A laggy FiveM server drives players away faster than anything else. Whether you are experiencing server-side hitches, client FPS drops, or long loading times, here is how to diagnose and fix performance issues systematically.
Understanding FiveM Performance
FiveM performance has two sides:
Server-side: How fast the server processes game logic, scripts, and player synchronization. Measured in server FPS (ideally near the tick rate) and script execution time.
Client-side: How smooth the game runs on each player's PC. Affected by streamed assets, local scripts, and total resource count.
Both sides need optimization for a smooth experience.
Diagnosing Performance Issues
Before optimizing, identify the bottleneck:
- Check server FPS using the server console or monitoring tools
- Monitor individual resource performance with
resmon(resource monitor) - Enable the resource monitor in-game to see which resources use the most time
- Check database query times if you use MySQL/MariaDB
- Monitor RAM and CPU usage on the host machine
The resource monitor (resmon 1 in the F8 console) shows milliseconds spent per resource per frame. Resources consistently above 1ms are worth investigating.
Script Optimization
Scripts are the number one cause of server-side performance issues:
Avoid tick-heavy scripts: Scripts that run code every frame (0ms tick) waste server time. Use longer intervals or event-based logic instead.
Reduce native calls: Each native function call has overhead. Cache results instead of calling the same native every frame.
Use server-side logic where possible: Client scripts run on every connected player's machine. Server scripts run once. Move logic server-side when it does not need per-player execution.
Remove unused resources: Every loaded resource consumes memory and may have background ticks. If you are not using it, remove it from your server.cfg.

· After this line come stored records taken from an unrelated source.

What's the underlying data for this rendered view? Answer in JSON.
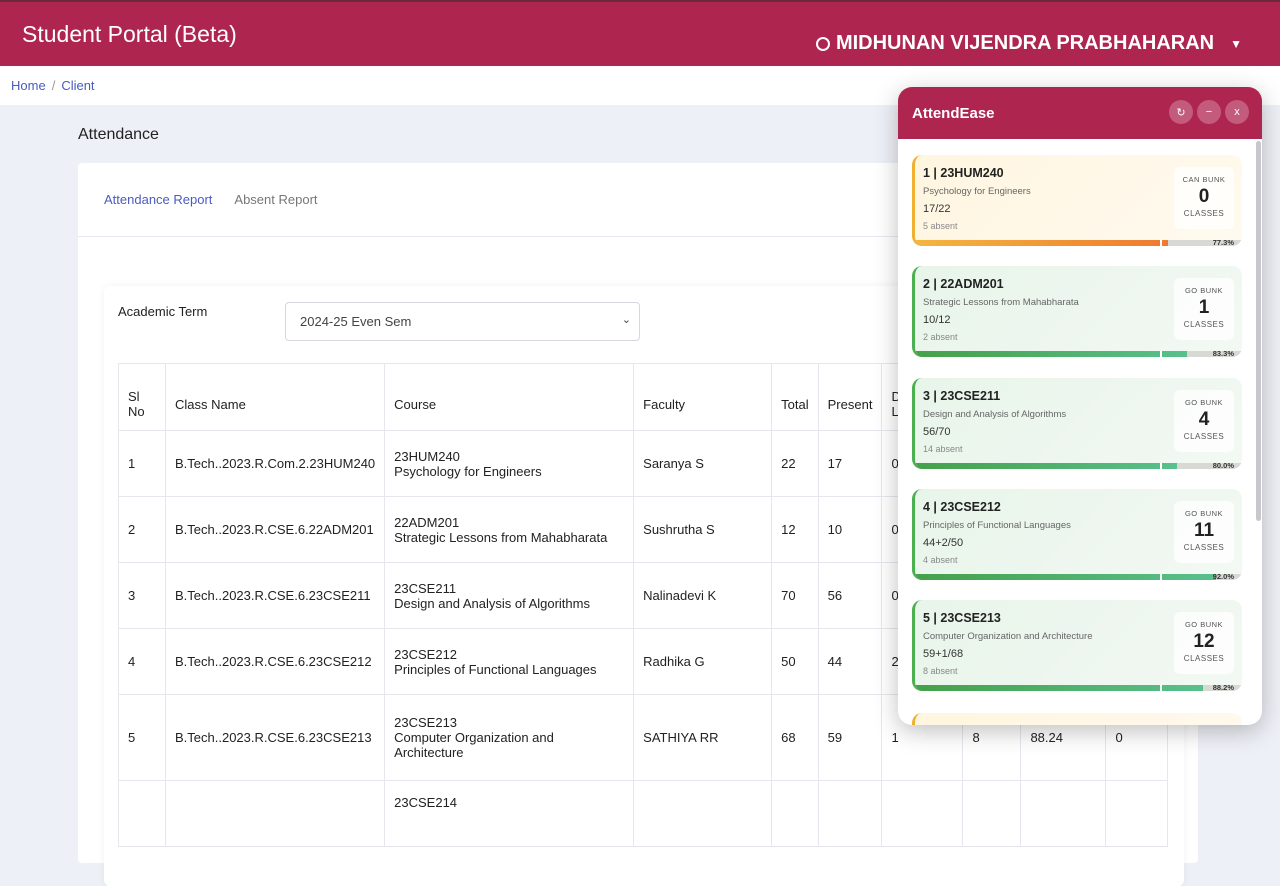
{
  "header": {
    "title": "Student Portal (Beta)",
    "user": "MIDHUNAN VIJENDRA PRABHAHARAN"
  },
  "breadcrumb": [
    "Home",
    "Client"
  ],
  "page_title": "Attendance",
  "tabs": [
    "Attendance Report",
    "Absent Report"
  ],
  "filter": {
    "label": "Academic Term",
    "value": "2024-25 Even Sem"
  },
  "table": {
    "headers": [
      "Sl No",
      "Class Name",
      "Course",
      "Faculty",
      "Total",
      "Present",
      "Duty Leave"
    ],
    "rows": [
      {
        "sl": "1",
        "class": "B.Tech..2023.R.Com.2.23HUM240",
        "code": "23HUM240",
        "course": "Psychology for Engineers",
        "faculty": "Saranya S",
        "total": "22",
        "present": "17",
        "duty": "0"
      },
      {
        "sl": "2",
        "class": "B.Tech..2023.R.CSE.6.22ADM201",
        "code": "22ADM201",
        "course": "Strategic Lessons from Mahabharata",
        "faculty": "Sushrutha S",
        "total": "12",
        "present": "10",
        "duty": "0"
      },
      {
        "sl": "3",
        "class": "B.Tech..2023.R.CSE.6.23CSE211",
        "code": "23CSE211",
        "course": "Design and Analysis of Algorithms",
        "faculty": "Nalinadevi K",
        "total": "70",
        "present": "56",
        "duty": "0"
      },
      {
        "sl": "4",
        "class": "B.Tech..2023.R.CSE.6.23CSE212",
        "code": "23CSE212",
        "course": "Principles of Functional Languages",
        "faculty": "Radhika G",
        "total": "50",
        "present": "44",
        "duty": "2"
      },
      {
        "sl": "5",
        "class": "B.Tech..2023.R.CSE.6.23CSE213",
        "code": "23CSE213",
        "course": "Computer Organization and Architecture",
        "faculty": "SATHIYA RR",
        "total": "68",
        "present": "59",
        "duty": "1",
        "absent": "8",
        "percent": "88.24",
        "extra": "0"
      }
    ],
    "partial_code": "23CSE214"
  },
  "widget": {
    "title": "AttendEase",
    "buttons": {
      "refresh": "↻",
      "minimize": "−",
      "close": "x"
    },
    "cards": [
      {
        "title": "1 | 23HUM240",
        "name": "Psychology for Engineers",
        "ratio": "17/22",
        "absent": "5 absent",
        "badge": "CAN BUNK",
        "count": "0",
        "unit": "CLASSES",
        "percent": "77.3%",
        "value": 77.3,
        "status": "warn"
      },
      {
        "title": "2 | 22ADM201",
        "name": "Strategic Lessons from Mahabharata",
        "ratio": "10/12",
        "absent": "2 absent",
        "badge": "GO BUNK",
        "count": "1",
        "unit": "CLASSES",
        "percent": "83.3%",
        "value": 83.3,
        "status": "good"
      },
      {
        "title": "3 | 23CSE211",
        "name": "Design and Analysis of Algorithms",
        "ratio": "56/70",
        "absent": "14 absent",
        "badge": "GO BUNK",
        "count": "4",
        "unit": "CLASSES",
        "percent": "80.0%",
        "value": 80.0,
        "status": "good"
      },
      {
        "title": "4 | 23CSE212",
        "name": "Principles of Functional Languages",
        "ratio": "44+2/50",
        "absent": "4 absent",
        "badge": "GO BUNK",
        "count": "11",
        "unit": "CLASSES",
        "percent": "92.0%",
        "value": 92.0,
        "status": "good"
      },
      {
        "title": "5 | 23CSE213",
        "name": "Computer Organization and Architecture",
        "ratio": "59+1/68",
        "absent": "8 absent",
        "badge": "GO BUNK",
        "count": "12",
        "unit": "CLASSES",
        "percent": "88.2%",
        "value": 88.2,
        "status": "good"
      }
    ]
  }
}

Optimize database queries: Slow queries block the server thread. Index frequently queried columns, use prepared statements, and avoid SELECT * when you only need specific fields.
OneSync Configuration
OneSync is the networking mode that enables high player counts. Proper configuration matters:
- onesync on: Basic OneSync for up to 64 players
- onesync_population: Controls NPC density, reduce for better performance
- sv_maxClients: Set this to your actual expected peak, not an arbitrary high number
Higher player counts require more server resources. If you set max clients to 200 but your hardware struggles at 80, cap it lower for a better experience for everyone.
Streaming Optimization
Custom assets (vehicles, maps, peds) are streamed to players:
- Compress textures to reduce bandwidth
- Use appropriate LOD levels for custom models
- Limit total addon vehicles to what your community uses
- Group rarely-used assets into togglable resource packs
- Monitor total streaming bandwidth during peak hours
Large MLOs (custom interiors) and high-poly vehicle packs are common bandwidth killers.
Database Tuning
If your server uses MySQL or MariaDB:
- Enable query caching
- Set appropriate buffer pool sizes (at least 50-70% of available RAM for InnoDB)

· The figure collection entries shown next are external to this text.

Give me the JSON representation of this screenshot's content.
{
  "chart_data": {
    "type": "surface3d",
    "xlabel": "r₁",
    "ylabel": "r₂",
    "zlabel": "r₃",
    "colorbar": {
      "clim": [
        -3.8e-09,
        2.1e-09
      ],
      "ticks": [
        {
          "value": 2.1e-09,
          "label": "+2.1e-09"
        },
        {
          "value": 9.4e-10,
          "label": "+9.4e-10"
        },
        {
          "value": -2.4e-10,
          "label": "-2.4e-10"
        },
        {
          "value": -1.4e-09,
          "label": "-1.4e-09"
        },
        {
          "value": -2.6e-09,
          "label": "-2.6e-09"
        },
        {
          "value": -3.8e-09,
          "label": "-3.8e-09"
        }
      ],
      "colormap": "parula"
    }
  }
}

- Index columns used in WHERE clauses and JOINs
- Use connection pooling in your scripts (oxmysql, mysql-async)
- Schedule cleanup queries during off-peak hours
- Monitor slow query logs to find problem queries
A well-tuned database can serve hundreds of queries per second without lag. A poorly configured one causes hitches every time a player opens inventory.
Hardware Requirements
For smooth performance at different player counts:
- 32 players: 4 CPU cores, 8 GB RAM, SSD
- 64 players: 6 CPU cores, 16 GB RAM, NVMe SSD
- 128+ players: 8+ CPU cores, 32 GB RAM, NVMe SSD, high bandwidth
FiveM is mostly single-threaded for game logic, so high single-core performance matters more than core count for the server process itself. The database and streaming benefit from additional cores.

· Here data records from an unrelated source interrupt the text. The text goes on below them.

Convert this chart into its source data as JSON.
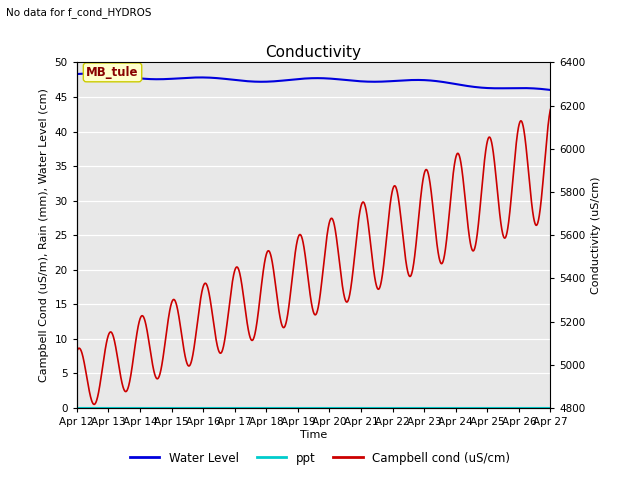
{
  "title": "Conductivity",
  "no_data_text": "No data for f_cond_HYDROS",
  "station_label": "MB_tule",
  "ylabel_left": "Campbell Cond (uS/m), Rain (mm), Water Level (cm)",
  "ylabel_right": "Conductivity (uS/cm)",
  "xlabel": "Time",
  "ylim_left": [
    0,
    50
  ],
  "ylim_right": [
    4800,
    6400
  ],
  "x_tick_labels": [
    "Apr 12",
    "Apr 13",
    "Apr 14",
    "Apr 15",
    "Apr 16",
    "Apr 17",
    "Apr 18",
    "Apr 19",
    "Apr 20",
    "Apr 21",
    "Apr 22",
    "Apr 23",
    "Apr 24",
    "Apr 25",
    "Apr 26",
    "Apr 27"
  ],
  "plot_bg_color": "#e8e8e8",
  "water_level_color": "#0000dd",
  "ppt_color": "#00cccc",
  "campbell_color": "#cc0000",
  "legend_labels": [
    "Water Level",
    "ppt",
    "Campbell cond (uS/cm)"
  ],
  "title_fontsize": 11,
  "axis_fontsize": 8,
  "tick_fontsize": 7.5,
  "right_yticks": [
    4800,
    5000,
    5200,
    5400,
    5600,
    5800,
    6000,
    6200,
    6400
  ],
  "left_yticks": [
    0,
    5,
    10,
    15,
    20,
    25,
    30,
    35,
    40,
    45,
    50
  ]
}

Common Performance Killers
- Poorly written scripts with 0ms ticks and heavy native usage
- Unoptimized database queries without indexes
- Too many addon vehicles loaded simultaneously
- MLOs with excessive polygon counts
- Memory leaks in scripts that accumulate over uptime
- No regular server restarts (daily restarts help clear accumulated issues)
Server Restart Schedule
Schedule automatic restarts every 12-24 hours:
- Clears memory leaks
- Resets any accumulated lag
- Gives you a window for updates
- Players expect and accept brief restart downtime
Announce restarts in advance and schedule them during lowest player count hours.
FAQ
Why is my FiveM server lagging? Use resmon to identify which resource is consuming the most time. The top offender is usually a script with heavy per-frame execution.
Does more RAM help FiveM server performance? Beyond the minimum needed (8-16 GB), additional RAM helps database caching and streaming but does not directly fix script lag.
How many resources can a FiveM server run? There is no hard limit, but each resource adds overhead. Well-optimized servers run 100-200 resources. Poorly optimized ones struggle at 50.